Relic (Green Lantern 23.1) is a confusing mess of continuity references. It exists more to set up the forthcoming Green Lantern crossover series (yep, another one) Lights Out rather than add to the concept of the cast of heroes being gone and the bad guys being in charge.

A scientist from the universe before ours (yeah, that old chestnut) realises that the emotional power source that seemingly every living creature relies on is finite. When his peers don’t believe him he sets off to get proof. He turns out to be right but it’s too late to save the universe and he ends up sucked into the next. The issue ends with him “awakening” looking decidedly evil. As a setup it may work but as part of Forever Evil, which is what it’s meant to be, it falls flat.

The final contribution I picked up was Joker #1 (Batman 23.1). It was easily the best of the six. Rather than dash off a generic story reliant on fanboy-pleasing continuity Andy Kubert instead writes a story that gives the Joker some emotional depth and both works alone and as part of the larger narrative.

Andy Clarke’s artwork helps a great deal too. It’s a pleasure to look at and he cleverly uses two very different styles to differentiate between the modern scenes and the handful of flashback’s to the Joker’s childhood. It’s the only one of the titles that I felt could have worked as an ongoing series. Perhaps creating that feeling wasn’t a concern for DC, but it should have been. It would have made many of these one shots mean more.

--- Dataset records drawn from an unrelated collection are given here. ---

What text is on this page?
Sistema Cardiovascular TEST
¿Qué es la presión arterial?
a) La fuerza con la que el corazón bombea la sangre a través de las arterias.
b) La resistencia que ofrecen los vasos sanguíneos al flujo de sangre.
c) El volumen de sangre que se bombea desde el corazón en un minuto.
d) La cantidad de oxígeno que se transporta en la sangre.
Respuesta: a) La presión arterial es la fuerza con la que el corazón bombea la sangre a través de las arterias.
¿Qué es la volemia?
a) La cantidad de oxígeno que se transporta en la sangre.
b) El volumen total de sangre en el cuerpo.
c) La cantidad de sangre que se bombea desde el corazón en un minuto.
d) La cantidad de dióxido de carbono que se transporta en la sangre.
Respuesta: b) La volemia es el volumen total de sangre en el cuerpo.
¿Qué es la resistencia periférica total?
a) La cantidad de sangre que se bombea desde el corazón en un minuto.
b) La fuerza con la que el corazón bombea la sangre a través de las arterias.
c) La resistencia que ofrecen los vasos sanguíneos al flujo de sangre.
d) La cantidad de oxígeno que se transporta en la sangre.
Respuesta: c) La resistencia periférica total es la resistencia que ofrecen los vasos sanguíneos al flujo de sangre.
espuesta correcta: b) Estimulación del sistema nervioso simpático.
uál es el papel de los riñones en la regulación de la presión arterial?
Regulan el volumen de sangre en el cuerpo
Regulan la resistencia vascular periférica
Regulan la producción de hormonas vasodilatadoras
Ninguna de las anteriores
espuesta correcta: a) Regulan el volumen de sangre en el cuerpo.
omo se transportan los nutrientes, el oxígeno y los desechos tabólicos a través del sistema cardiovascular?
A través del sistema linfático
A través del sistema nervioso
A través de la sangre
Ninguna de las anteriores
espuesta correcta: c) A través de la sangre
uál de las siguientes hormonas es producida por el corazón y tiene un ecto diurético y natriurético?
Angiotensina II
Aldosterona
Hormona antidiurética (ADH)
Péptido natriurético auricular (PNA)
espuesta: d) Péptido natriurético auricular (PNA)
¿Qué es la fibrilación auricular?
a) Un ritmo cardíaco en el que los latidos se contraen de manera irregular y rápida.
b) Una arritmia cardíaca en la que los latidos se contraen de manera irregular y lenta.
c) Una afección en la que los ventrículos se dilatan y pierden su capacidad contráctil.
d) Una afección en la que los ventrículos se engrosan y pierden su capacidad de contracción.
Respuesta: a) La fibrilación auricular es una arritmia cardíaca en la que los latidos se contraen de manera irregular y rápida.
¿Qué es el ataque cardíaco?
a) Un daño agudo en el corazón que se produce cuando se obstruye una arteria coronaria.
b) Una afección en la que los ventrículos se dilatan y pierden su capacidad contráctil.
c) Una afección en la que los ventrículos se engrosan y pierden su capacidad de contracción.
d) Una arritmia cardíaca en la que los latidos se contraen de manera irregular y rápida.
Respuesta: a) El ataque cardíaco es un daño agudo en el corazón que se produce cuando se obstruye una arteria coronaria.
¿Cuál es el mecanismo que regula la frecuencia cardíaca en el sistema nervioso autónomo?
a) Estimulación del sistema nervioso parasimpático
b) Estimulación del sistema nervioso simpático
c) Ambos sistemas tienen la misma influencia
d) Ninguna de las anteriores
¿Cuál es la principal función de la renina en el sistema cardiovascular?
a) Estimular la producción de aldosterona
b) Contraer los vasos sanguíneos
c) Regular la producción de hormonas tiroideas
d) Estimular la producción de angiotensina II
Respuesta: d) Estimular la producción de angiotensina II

I’ve only read a handful of the books from the first week of what is set to be a month-long initiative and the first issue of a seven part series. As such it would be unfair of me to state definitively that Forever Evil hasn’t worked. There’s every chance that the books I chose not to look at this week and the ones that will be released in the future are and will be very enjoyable and create a coherent narrative that provides an entertaining story with a satisfying conclusion. Based on what I’ve seen I doubt that’s the case but it could happen.